Local government promoting Menstrual Hygiene Management (MHM) in Bajhang, Nepal

Australian Red Cross (ARC) | Jenni Lillingston from Australian Red Cross (ARC), on 15/08/2018 14:30 AEST

Nepal Red Cross Society (NRCS) has been working with communities in Bajhang in Nepal’s remote far west through the CS-WASH funded Sanitation, Hygiene & Water Management (SHWM) project. Through the project, NRCS has advocated and supported changes to traditional practices related to Chaupadi[1]. While banned in 2005, this is still observed in some in many parts of the district.

Following the recent decentralization restructure of the Nepal government, new programs are being launched at a local level to respond to community's need. Durgathali Rural Municipality recently launched a program related to improving knowledge and practices related to nutrition, sanitation and MHM. Menstrual hygiene is not commonly discussed, due to cultural taboos and knowledge gaps. Most women in this area do not own underwear, use old rags or paper as pads and when they are able to leave their house during menstruation often resort to wearing 4-5 trousers to hide staining.

Keura Devi Rokaya, is a local resident and a government-appointed Female Community Health Volunteer (FCHV). Through the NRCS project, she has participated in a range of training and other capacity building activities that has expanded her understanding of hygiene, including MHM practices, and how to produce re-usable sanitary pads.  She explains, "Being a FCHV, we always discussed health especially family planning, safe motherhood and different vaccinations in the community but after the implementation of SHWM project, we have been incorporating messages related to sanitation and hygiene."
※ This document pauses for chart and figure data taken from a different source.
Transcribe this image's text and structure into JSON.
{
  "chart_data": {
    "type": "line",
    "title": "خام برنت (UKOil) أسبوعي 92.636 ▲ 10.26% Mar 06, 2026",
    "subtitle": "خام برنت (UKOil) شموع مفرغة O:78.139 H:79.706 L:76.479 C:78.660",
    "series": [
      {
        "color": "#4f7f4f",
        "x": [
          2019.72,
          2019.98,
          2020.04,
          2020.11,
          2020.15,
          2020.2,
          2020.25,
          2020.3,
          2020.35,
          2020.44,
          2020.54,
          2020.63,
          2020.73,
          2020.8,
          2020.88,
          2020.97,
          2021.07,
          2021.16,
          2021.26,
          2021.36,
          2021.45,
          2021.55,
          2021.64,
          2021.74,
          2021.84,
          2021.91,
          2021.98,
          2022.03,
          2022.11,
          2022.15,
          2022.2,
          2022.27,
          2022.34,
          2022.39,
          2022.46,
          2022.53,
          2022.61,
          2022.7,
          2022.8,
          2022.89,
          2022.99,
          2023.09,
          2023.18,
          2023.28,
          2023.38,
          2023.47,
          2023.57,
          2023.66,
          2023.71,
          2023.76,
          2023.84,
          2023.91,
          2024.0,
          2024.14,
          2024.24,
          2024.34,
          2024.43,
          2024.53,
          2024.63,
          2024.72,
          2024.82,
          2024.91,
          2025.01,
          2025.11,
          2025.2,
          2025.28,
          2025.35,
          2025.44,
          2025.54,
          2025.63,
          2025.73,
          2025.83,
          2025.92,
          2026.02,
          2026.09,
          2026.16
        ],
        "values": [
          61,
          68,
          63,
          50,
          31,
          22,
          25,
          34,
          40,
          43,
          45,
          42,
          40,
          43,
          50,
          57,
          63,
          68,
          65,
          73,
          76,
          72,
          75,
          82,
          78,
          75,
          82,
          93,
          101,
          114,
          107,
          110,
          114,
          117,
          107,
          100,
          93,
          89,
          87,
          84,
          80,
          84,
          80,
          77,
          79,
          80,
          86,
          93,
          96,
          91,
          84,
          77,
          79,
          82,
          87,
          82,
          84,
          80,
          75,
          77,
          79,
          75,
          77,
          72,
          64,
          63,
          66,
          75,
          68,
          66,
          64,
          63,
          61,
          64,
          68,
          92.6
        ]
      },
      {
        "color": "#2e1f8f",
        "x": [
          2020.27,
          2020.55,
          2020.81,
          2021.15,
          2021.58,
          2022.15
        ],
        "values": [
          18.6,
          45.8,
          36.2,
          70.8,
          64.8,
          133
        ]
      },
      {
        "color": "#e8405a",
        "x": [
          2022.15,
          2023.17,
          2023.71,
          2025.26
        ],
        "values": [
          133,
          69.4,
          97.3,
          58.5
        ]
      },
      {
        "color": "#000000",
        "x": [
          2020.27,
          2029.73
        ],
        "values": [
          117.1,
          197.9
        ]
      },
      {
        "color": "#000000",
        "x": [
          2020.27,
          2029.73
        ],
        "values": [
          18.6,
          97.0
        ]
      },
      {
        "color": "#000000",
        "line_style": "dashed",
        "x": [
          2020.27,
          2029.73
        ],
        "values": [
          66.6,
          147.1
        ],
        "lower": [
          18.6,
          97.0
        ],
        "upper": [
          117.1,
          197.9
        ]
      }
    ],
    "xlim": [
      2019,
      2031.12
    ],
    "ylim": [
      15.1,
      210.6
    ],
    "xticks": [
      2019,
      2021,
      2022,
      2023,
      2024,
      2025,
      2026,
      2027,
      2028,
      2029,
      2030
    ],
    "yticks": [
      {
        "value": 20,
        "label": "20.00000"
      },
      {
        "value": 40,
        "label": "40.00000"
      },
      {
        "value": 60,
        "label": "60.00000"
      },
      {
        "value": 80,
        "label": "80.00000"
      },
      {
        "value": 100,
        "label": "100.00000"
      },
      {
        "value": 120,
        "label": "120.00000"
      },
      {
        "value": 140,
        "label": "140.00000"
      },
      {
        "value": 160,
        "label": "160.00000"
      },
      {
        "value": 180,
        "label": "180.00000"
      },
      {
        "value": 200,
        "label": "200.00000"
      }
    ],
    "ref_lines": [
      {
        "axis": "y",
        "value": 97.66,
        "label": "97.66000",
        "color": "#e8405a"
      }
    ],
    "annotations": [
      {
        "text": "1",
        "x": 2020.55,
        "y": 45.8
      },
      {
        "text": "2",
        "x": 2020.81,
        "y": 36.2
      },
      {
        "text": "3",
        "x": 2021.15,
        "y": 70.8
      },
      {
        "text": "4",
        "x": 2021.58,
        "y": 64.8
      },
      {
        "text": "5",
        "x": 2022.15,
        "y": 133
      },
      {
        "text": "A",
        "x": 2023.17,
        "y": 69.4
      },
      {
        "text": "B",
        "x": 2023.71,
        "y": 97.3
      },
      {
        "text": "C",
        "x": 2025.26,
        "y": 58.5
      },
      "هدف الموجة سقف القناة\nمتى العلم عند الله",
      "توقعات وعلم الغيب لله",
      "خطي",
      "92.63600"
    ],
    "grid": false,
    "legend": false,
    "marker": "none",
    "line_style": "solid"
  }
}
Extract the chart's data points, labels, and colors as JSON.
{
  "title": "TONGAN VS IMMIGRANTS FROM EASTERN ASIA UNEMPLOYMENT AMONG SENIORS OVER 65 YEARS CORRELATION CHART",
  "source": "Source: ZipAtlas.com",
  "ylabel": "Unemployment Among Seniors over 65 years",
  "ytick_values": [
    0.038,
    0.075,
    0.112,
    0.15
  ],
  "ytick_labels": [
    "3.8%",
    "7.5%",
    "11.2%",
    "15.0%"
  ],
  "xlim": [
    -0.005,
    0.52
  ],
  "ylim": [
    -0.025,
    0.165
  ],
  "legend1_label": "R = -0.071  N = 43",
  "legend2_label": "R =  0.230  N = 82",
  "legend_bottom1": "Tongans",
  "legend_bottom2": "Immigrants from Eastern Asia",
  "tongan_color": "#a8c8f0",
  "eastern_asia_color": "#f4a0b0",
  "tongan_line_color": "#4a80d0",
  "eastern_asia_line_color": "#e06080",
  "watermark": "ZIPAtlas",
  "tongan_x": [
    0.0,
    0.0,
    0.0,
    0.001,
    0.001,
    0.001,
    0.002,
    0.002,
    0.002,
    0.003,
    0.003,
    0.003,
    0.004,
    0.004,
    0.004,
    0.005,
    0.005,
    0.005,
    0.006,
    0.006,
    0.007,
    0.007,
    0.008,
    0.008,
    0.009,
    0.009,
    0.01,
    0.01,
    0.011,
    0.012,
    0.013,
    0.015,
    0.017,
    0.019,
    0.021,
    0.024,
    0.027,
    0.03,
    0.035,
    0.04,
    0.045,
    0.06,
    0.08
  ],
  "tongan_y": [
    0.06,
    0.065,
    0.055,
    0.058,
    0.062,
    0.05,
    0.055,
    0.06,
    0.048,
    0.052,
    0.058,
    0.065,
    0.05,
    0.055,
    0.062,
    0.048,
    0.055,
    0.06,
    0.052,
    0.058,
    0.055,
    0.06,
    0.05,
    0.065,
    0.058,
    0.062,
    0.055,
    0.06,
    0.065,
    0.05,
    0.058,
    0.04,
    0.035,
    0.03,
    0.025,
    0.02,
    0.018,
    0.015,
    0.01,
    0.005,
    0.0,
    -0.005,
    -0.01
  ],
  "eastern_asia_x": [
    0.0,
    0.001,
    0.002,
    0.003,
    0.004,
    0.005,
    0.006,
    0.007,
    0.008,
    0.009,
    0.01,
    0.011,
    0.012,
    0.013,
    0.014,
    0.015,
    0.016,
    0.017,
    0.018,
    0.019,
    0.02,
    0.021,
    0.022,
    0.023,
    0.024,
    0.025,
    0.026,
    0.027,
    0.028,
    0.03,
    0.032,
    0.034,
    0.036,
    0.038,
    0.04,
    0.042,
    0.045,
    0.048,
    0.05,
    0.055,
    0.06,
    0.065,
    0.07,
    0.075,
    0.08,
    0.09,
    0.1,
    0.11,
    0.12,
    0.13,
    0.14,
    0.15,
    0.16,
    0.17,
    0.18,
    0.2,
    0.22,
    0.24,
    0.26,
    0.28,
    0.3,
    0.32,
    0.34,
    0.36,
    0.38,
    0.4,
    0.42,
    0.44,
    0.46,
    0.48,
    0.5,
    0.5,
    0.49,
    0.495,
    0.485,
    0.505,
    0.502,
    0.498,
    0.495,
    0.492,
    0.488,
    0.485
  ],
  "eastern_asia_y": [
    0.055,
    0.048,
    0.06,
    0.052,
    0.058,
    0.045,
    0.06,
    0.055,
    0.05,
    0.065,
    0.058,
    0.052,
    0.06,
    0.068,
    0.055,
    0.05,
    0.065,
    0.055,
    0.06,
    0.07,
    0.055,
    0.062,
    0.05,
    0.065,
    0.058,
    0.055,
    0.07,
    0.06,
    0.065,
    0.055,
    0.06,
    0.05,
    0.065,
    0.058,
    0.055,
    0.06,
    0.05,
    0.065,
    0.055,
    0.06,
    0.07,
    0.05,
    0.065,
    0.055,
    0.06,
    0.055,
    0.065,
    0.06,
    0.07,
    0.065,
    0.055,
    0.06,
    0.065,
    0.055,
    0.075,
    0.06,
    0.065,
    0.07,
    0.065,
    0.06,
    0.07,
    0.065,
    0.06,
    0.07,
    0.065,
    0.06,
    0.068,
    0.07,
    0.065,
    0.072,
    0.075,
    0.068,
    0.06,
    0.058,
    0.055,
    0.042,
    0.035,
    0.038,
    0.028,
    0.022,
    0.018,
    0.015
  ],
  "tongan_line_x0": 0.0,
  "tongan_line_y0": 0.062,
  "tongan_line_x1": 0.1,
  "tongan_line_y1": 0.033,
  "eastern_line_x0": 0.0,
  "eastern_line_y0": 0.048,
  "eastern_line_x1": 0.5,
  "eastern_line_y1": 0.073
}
She has been recognized by the Rural Municipality as being skilled in promoting MHM and appointed to facilitate a two-day orientation for 12 female teachers. This included developing practical skills in making and using re-usable pads. These trained teachers are now expected to promote this information and training in their own schools and communities.  Keura is hopeful that with Local Government now recognizing the challenges women face related to MHM, this will also strengthen knowledge and commitment throughout the community to addressing the dangerous practices related to Chaupadi.

 

 

[1] Women and girls are isolated from their homes and families while menstruating, as they are considered “impure”. Traditionally they stayed in a cattle shed/makeshift hut, were not allowed to consume milk, yogurt, butter, meat, and other nutritious foods or perform daily functions like taking a bath.  Girls were restricted from going to school.